En la agenda de lo que falta para que finalice esta legislatura y el inicio de la próxima están también otra serie de préstamos por casi unos 600 millones de dólares destinados a la creación de Corredores Productivos, a la innovación para la competitividad, a proyectos de inversión productiva y social, al desarrollo turístico de la zona costero marina y a obras de infraestructura, como la construcción del Bypass de la ciudad de San Miguel y los nuevos edificios públicos, uno de la Fiscalía y otro de la Asamblea Legislativa.

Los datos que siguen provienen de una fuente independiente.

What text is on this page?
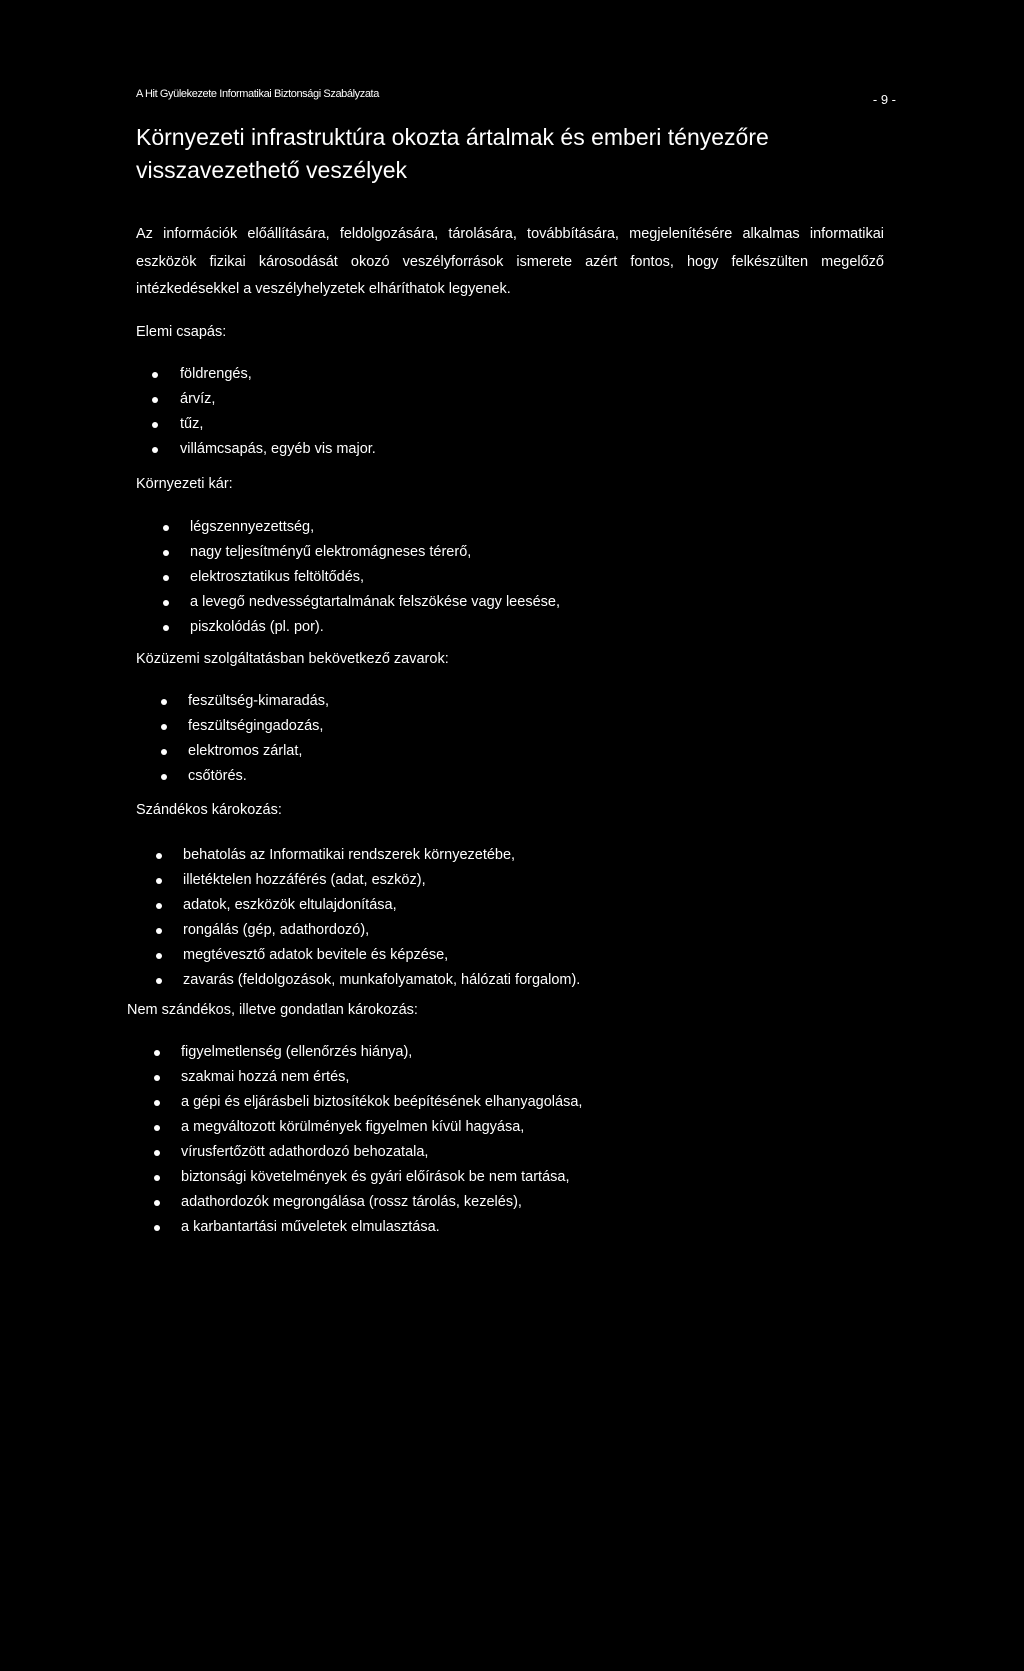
A Hit Gyülekezete Informatikai Biztonsági Szabályzata	- 9 -
Környezeti infrastruktúra okozta ártalmak és emberi tényezőre visszavezethető veszélyek

Az információk előállítására, feldolgozására, tárolására, továbbítására, megjelenítésére alkalmas informatikai eszközök fizikai károsodását okozó veszélyforrások ismerete azért fontos, hogy felkészülten megelőző intézkedésekkel a veszélyhelyzetek elháríthatok legyenek.

Elemi csapás:

földrengés,
árvíz,
tűz,
villámcsapás, egyéb vis major.

Környezeti kár:

légszennyezettség,
nagy teljesítményű elektromágneses térerő,
elektrosztatikus feltöltődés,
a levegő nedvességtartalmának felszökése vagy leesése,
piszkolódás (pl. por).

Közüzemi szolgáltatásban bekövetkező zavarok:

feszültség-kimaradás,
feszültségingadozás,
elektromos zárlat,
csőtörés.

Szándékos károkozás:

behatolás az Informatikai rendszerek környezetébe,
illetéktelen hozzáférés (adat, eszköz),
adatok, eszközök eltulajdonítása,
rongálás (gép, adathordozó),
megtévesztő adatok bevitele és képzése,
zavarás (feldolgozások, munkafolyamatok, hálózati forgalom).

Nem szándékos, illetve gondatlan károkozás:

figyelmetlenség (ellenőrzés hiánya),
szakmai hozzá nem értés,
a gépi és eljárásbeli biztosítékok beépítésének elhanyagolása,
a megváltozott körülmények figyelmen kívül hagyása,
vírusfertőzött adathordozó behozatala,
biztonsági követelmények és gyári előírások be nem tartása,
adathordozók megrongálása (rossz tárolás, kezelés),
a karbantartási műveletek elmulasztása.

En este caso se requiere de 56 votos, los cuales sólo podrán obtenerse si ARENA y el FMLN llegan a un acuerdo de asegurar la gobernabilidad del país.

Ojalá me equivoque, pero de no aprobarse en esta legislatura, en la que es menos complicado alcanzar la votación de 56 diputados, de hecho ya el gobierno logró el año pasado el respaldo de 56 votos para la aprobación de la emisión de bonos por el orden de los mil 150 millones de dólares; la discusión, aprobación y ratificación de todos estos préstamos será objeto de discusión de la próxima Asamblea en la que los diputados de ARENA, por el momento, no tienen la instrucción de dar sus votos.

Entre los préstamos que deberá conocer la Asamblea Legislativa se encuentra uno de 25 millones de dólares del BID que servirá de contrapartida gubernamental para el desembolso de los Fondos de Folimenio II. De no aprobarse y ratificarse este préstamo a la brevedad posible, la ejecución de las obras que se derivan de la liberación de recursos por el gobierno de Estados Unidos podría ponerse en riesgo o experimentar un tropiezo.

Otras tareas pendientes de la agenda legislativa tienen que ver con las reformas tributarias que pueden hacer llegar más recursos al gobierno, así como las reformas del sistema de pensiones, que permitan evitar la quiebra del sistema actual y mejorar los rendimientos de los ahorros de los pensionados.

Sugiero que luego de conocidos los resultados de las elecciones, el gobierno debe tomar la iniciativa para promover un debate nacional sobre el tema de las pensiones en el país.

Por el momento sabemos de una propuesta gubernamental que busca crear un sistema mixto, que combine el sistema de ahorro privado y público.

El debate es necesario y la consulta a la ciudadanía es aún más importante.

Las reformas al sistema previsional deben evitar el colapso del sistema y asegurar la certeza del pago de las pensiones, un mayor rendimiento para los ahorros de los pensionados y una mayor solidaridad en la que los trabajadores jóvenes carguen con el peso mayor a fin de asegurar el pago de las pensiones de los adultos mayores.

La asamblea legislativa tendrá que decidirse también por la aprobación de las leyes que garantizan el acceso al agua y a la seguridad alimentaria.

Ambas iniciativas han sido bloqueadas por la derecha oligárquica en la medida que afectan sus intereses, especialmente, su deseo de privatizar el servicio de agua potable en el país.

Finalmente, otro de los temas pendientes tiene que ver con la inminente elección de funcionarios del ministerio público y del órgano judicial. La siguiente legislatura tiene en sus manos la responsabilidad de elegir Fiscal General de la República, a cinco nuevos magistrados de la Corte Suprema de Justicia y a cinco nuevos concejales del Consejo Nacional de la Judicatura.

En este caso, el órgano legislativo deberá asegurar la elección de funcionarios que no respondan a ningún interés de partido o de grupo de poder económico en el país.

No hay que pasar por alto que la independencia en las decisiones tanto en la Corte Suprema de Justicia como en el Ministerio Público está relacionada no sólo con la eliminación de cualquier vínculo partidario sino también, pero sobre todo, con la necesidad de romper el cordón umbilical con una derecha hegemónica acostumbrada a controlar a los órganos del estado y ponerlos al servicio de sus intereses.

A la vista están los casos emblemáticos de los procesos judiciales seguidos contra el ex presidente Francisco Flores y los funcionarios de CEL que vendieron las acciones de La GEO a ENEL.